We pick up with the flight crews getting ready to do a near simultaneous launch of two super duper X-71 extra special super whizzbang space shuttles. And... we get to my first REALLY BIG throw me out of the story moment. The astronauts ride an elevator up a gantry, then are instructed to go left or right for shuttles Freedom or Independence. Scri-iiiitch? Wait. The two launch towers are SO close you can walk along a gantry arm in a spacesuit to both shuttles? Think about this very hard from a launch safety point of view. And launching them within seconds... within the turbulence and shockwaves and flame fronts of each other... Really? Do you really want to fly in that second shuttle. Hell, they have bigger delays and separations between 747 takeoffs.
They fly these shuttles like fighter jets, bobbing and weaving and undergoing dynamic air flight EVEN in vacuum.

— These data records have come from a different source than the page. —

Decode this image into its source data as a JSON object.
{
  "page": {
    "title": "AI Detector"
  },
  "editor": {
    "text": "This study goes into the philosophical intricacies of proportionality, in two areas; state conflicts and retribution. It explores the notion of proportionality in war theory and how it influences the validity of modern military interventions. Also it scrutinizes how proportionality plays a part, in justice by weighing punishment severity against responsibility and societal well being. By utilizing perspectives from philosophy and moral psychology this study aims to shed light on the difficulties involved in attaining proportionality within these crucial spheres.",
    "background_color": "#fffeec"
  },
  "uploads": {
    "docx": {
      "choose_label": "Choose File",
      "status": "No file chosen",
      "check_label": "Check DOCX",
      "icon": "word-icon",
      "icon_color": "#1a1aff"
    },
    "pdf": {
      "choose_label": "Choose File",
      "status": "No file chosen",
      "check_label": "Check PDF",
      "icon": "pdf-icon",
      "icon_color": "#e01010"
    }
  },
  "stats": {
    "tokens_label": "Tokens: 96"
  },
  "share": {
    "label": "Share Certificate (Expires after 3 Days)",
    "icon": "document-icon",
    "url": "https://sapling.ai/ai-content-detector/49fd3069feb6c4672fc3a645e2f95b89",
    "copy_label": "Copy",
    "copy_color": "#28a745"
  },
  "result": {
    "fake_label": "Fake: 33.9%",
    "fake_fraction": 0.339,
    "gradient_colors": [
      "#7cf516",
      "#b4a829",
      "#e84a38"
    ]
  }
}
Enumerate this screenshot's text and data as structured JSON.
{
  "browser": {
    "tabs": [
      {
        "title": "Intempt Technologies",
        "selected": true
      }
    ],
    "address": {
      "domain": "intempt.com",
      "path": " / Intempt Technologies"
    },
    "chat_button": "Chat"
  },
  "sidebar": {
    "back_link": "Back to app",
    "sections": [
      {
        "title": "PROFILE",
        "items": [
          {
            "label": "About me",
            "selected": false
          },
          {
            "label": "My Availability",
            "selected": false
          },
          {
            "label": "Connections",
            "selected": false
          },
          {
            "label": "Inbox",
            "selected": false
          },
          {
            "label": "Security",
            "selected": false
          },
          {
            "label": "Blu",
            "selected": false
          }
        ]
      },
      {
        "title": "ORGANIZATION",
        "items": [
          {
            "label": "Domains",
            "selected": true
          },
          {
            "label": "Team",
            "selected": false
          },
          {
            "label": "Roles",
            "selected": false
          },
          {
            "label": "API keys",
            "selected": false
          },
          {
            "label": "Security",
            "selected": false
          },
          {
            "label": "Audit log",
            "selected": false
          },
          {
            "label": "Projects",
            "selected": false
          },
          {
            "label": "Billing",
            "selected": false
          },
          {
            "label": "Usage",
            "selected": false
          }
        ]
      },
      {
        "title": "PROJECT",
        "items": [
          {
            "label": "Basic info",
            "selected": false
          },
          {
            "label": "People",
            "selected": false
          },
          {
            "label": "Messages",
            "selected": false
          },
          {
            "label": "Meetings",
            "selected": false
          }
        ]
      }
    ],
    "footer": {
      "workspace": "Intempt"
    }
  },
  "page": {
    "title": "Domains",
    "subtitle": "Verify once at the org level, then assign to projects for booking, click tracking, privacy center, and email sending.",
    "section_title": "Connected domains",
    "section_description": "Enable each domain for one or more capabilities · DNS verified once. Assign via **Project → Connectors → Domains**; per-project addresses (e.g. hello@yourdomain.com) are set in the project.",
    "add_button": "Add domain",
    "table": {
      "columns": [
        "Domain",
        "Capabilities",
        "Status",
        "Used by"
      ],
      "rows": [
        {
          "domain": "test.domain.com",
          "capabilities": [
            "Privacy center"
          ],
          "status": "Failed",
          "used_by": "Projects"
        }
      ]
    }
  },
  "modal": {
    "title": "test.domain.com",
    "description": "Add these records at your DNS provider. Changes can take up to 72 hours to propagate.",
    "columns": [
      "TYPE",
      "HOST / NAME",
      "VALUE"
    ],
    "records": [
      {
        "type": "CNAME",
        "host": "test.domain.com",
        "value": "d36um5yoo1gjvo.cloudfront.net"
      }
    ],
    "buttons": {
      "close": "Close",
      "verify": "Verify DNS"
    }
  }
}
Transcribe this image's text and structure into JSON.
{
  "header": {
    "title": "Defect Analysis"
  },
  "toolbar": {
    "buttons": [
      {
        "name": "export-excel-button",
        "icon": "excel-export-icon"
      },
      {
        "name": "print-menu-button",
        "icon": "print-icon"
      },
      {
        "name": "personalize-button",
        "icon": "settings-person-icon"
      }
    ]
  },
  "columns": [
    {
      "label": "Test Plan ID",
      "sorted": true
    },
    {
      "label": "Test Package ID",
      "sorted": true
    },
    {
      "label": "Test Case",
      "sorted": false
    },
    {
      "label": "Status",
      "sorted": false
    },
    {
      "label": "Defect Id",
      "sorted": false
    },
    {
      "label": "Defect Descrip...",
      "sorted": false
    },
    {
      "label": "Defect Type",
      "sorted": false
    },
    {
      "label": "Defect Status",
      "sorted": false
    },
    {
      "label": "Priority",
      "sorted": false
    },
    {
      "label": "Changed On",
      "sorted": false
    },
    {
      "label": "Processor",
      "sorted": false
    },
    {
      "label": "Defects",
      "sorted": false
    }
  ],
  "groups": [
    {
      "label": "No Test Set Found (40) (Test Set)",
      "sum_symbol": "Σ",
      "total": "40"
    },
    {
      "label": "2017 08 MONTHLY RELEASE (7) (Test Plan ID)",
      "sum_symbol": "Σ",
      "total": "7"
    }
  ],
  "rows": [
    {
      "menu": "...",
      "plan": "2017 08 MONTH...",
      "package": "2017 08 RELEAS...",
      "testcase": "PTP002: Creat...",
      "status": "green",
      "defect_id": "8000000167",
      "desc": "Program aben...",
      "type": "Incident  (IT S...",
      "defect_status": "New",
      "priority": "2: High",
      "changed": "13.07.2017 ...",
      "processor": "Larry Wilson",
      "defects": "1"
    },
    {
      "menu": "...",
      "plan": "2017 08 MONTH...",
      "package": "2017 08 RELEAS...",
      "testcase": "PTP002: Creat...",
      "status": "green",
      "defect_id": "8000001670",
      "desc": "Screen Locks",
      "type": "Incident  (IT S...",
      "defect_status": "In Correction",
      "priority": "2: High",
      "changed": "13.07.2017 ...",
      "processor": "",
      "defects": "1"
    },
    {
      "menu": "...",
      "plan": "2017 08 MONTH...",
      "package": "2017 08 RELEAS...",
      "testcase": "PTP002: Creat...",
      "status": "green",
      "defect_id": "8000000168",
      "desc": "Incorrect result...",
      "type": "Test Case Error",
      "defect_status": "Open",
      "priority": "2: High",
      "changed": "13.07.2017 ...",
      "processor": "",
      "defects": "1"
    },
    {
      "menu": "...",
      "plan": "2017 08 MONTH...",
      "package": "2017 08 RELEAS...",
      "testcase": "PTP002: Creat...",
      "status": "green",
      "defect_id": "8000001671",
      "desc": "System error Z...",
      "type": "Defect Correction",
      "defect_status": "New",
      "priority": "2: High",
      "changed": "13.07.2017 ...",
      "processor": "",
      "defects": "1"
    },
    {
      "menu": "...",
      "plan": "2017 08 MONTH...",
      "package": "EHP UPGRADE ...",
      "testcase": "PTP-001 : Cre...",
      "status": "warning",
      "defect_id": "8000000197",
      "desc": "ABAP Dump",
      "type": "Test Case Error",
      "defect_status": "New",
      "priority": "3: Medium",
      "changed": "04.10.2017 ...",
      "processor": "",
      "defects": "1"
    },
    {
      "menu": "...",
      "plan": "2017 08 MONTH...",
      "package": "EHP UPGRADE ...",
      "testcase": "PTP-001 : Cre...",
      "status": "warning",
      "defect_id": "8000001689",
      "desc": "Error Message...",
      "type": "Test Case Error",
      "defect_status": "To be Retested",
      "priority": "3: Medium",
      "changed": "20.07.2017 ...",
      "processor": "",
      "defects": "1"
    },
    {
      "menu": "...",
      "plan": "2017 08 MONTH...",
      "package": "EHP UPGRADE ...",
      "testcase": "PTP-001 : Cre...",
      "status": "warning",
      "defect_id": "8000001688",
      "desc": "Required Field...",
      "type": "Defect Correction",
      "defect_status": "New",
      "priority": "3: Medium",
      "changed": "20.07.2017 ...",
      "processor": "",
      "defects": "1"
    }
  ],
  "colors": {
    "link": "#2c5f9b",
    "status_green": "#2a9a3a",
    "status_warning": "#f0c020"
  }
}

And don't get me started with a Russian space station, aged and falling apart, with a spin gravity system that you only engage JUST BEFORE you dock TWO shuttles!
To list the Physics mistakes in this film would take too long. So instead, I shall describe where they got the Physics right.
Okay, now that that's done, one can still enjoy this formulaic, Central Casting movie as a lark. Look, you know it's gonna go down to the last possible moment, that one shuttle will crash but the survivors will miraculously appear in the nick of time, that the boy will get the girl, the father will be a hero, and all the political interference will be ignored in the end which will be happily ever after for those left. Whew.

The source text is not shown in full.